Examples are the Quadgrow and the Chilligrow Planters from Greenhouse Sensations.

 

Ebb and Flow System

A water pump sits submerged in the nutrient solution reservoir.  The pump is set on a timer and will routinely flood the base of the grow tray, containing the plants and media.  Excess nutrient solution will drain back into the reservoir for re-use.  This system gives the plants root easy access to a nutrient rich solution, when the timer allows and then good levels of oxygen in-between times.

Obviously this system requires mains electricity, or if you are lucky some form of solar power.  Specific hydroponic media like Clay Pellets, Perlite or Rockwool are preferred, to reduce the amount of media washed back into the reservoir or blocking any filters.  You will need to pay strict attention to the pH and EC of the nutrient solution.  (see below)

An example is the Nutriculture system.

Drip Fed System

Drip fed systems have plants sat in a media of your choice and each plant has an individual dripper associated with it.  A timer allows the system to routinely switch on and drip feed for a given length of time.  You will need to pay strict attention to the pH and EC of the nutrient solution.  (see below)

Example is the Atami/NutricultureWILMA systems.

 

Nutrient Film Technique (NFT)

Plants sit in an appropriate hydroponic media, normally clay pellets or Rockwool.  A water pump, submerged in the nutrient reservoir, pumps the solution up to the base of the plant tray.  The plant tray is tilted very slightly so excess solution flows the full length and then back into the reservoir below.  There is no timer involved and the pump runs continuously.  Again, you will need to pay strict attention to the pH and EC of the nutrient solution.  (see below)

Plants get unrestricted access to oxygen and nutrients.  Hint:  Always worth having a spare water pump, just incase.

Example is the Vivigrow from Greenhouse Sensations.

Aeroponic

These systems have a pump submerged in the nutrient reservoir.  The pump delivers a fine spray or mist at the bare roots of the plants above.  Plants get unrestricted access to oxygen and nutrients.  These systems can be used to grow hydroponically and are often used for propagation and cuttings.  gain, you will need to pay strict attention to the pH and EC of the nutrient solution.  (see below)

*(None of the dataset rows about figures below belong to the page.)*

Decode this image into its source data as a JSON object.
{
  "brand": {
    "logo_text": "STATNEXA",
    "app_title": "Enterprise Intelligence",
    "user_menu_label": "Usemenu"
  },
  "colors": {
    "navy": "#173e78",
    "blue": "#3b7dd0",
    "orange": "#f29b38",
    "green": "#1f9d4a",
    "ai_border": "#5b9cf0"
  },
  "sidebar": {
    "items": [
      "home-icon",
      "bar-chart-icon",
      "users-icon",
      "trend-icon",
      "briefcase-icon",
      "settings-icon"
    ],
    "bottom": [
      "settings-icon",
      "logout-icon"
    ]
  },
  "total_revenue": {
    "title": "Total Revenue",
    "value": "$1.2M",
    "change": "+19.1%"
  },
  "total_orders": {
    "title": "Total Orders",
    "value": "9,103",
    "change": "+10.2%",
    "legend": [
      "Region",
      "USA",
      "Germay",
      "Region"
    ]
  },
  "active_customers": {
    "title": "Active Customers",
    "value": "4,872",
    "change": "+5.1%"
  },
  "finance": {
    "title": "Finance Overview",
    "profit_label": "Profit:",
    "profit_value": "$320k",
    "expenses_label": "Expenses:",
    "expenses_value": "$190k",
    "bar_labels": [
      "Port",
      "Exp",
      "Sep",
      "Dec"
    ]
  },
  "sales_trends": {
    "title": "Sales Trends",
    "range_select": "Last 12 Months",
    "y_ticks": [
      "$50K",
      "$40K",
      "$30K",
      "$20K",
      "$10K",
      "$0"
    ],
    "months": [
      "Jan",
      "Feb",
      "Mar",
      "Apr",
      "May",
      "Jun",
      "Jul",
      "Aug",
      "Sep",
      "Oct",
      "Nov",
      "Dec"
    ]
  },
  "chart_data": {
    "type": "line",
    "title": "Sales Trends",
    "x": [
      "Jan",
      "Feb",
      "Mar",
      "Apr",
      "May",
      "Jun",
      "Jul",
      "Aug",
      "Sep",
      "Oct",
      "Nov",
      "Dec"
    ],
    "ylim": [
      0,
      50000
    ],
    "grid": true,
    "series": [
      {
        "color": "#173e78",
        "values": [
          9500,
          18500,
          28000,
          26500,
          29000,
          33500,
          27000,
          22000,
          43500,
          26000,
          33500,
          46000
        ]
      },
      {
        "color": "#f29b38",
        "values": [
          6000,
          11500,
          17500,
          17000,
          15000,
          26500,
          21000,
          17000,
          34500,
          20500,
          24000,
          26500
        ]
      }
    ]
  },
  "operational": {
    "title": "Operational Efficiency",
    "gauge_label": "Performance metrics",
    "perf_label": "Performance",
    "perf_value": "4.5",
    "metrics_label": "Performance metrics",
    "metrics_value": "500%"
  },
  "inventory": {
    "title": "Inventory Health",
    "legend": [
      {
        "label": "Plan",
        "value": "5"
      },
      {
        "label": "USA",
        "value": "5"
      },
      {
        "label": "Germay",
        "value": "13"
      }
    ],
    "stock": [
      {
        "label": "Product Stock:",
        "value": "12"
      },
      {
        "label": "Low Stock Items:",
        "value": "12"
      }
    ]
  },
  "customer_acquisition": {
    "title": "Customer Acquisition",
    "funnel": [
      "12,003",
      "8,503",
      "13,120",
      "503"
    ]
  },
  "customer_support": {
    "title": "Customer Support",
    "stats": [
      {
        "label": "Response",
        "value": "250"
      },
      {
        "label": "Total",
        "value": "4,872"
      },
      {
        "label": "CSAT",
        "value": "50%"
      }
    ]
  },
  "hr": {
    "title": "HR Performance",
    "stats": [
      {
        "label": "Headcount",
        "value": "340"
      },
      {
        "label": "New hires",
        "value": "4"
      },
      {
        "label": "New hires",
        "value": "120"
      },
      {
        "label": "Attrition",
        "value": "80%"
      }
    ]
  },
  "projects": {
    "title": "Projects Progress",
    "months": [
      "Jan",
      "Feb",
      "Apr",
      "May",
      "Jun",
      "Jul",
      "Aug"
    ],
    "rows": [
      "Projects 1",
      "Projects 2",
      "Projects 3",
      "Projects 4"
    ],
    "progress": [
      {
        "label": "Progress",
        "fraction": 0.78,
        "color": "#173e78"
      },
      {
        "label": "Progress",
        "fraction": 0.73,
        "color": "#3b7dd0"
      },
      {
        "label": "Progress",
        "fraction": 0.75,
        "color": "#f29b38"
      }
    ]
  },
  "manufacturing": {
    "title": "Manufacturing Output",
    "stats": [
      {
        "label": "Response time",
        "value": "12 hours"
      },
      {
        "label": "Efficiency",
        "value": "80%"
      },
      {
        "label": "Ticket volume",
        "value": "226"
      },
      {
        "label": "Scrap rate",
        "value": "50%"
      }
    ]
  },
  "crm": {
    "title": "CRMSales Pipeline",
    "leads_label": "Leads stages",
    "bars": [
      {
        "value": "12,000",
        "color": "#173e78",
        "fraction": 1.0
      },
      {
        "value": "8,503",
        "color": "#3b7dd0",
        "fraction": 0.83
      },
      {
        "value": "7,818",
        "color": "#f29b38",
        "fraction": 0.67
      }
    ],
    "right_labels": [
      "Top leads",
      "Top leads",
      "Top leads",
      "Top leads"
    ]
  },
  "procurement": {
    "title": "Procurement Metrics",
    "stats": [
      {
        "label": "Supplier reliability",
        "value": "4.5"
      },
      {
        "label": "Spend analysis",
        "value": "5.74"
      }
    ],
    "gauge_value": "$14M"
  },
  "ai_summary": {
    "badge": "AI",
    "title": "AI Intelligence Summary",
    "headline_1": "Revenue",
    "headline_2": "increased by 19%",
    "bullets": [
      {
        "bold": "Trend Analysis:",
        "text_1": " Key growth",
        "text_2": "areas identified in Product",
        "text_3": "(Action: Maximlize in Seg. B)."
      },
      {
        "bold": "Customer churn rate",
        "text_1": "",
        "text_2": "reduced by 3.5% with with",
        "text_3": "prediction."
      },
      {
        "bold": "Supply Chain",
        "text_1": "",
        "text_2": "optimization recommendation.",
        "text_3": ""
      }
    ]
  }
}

Example is the Hydropod from Greenhouse Sensations.

 

Deep Water Culture (DWC)

With this system, bare root plants sit in net pots, above a nutrient reservoir.  The reservoir is filled so the roots just reach the solution.  An Air Stone is used to pump air into the nutrient solution.  These systems can be individual to each plant or many reservoirs joined and the solution re-circulates between them all. You will need to pay strict attention to the pH and EC of the nutrient solution.  (see below)

An example is the PLANT!T Aeros

Many other systems are available and systems listed here are in no way meant as a recommendation, just an example.

 

PH and EC Levels

With hydroponic systems, it is important to keep a very close eye on the pH and the strength (EC) of the nutrient solution.

PH

Try and keep nutrient solutions between 5.5 and 7.0 pH.  Optimal is around 6.2.  This way all the various nutrients can be easily absorbed by the plant and no nutrient deficiencies should occur.  Systems with small reservoirs will vary greatly and need more frequent checks.

A pH testing kit, or better still a pH testing Pen will help you get it right.  They are easy to use, but may require routine calibration.

Electro Conductivity

EC or Electro Conductivity is the way in which the strength of the feed, within the nutrient solution is measured.  An EC pen will be required, to be accurate.  Never be tempted to exceed the instructions on the nutrients.  If anything, remember nutrient companies are trying to sell as much as possible and want you to use yours as quickly as possible and buy more!  Less really is more, in this instance, especially with seedlings and young plants.

CF is an alternate unit of measure, like centimetres are to inches.  Different EC pens read in different units.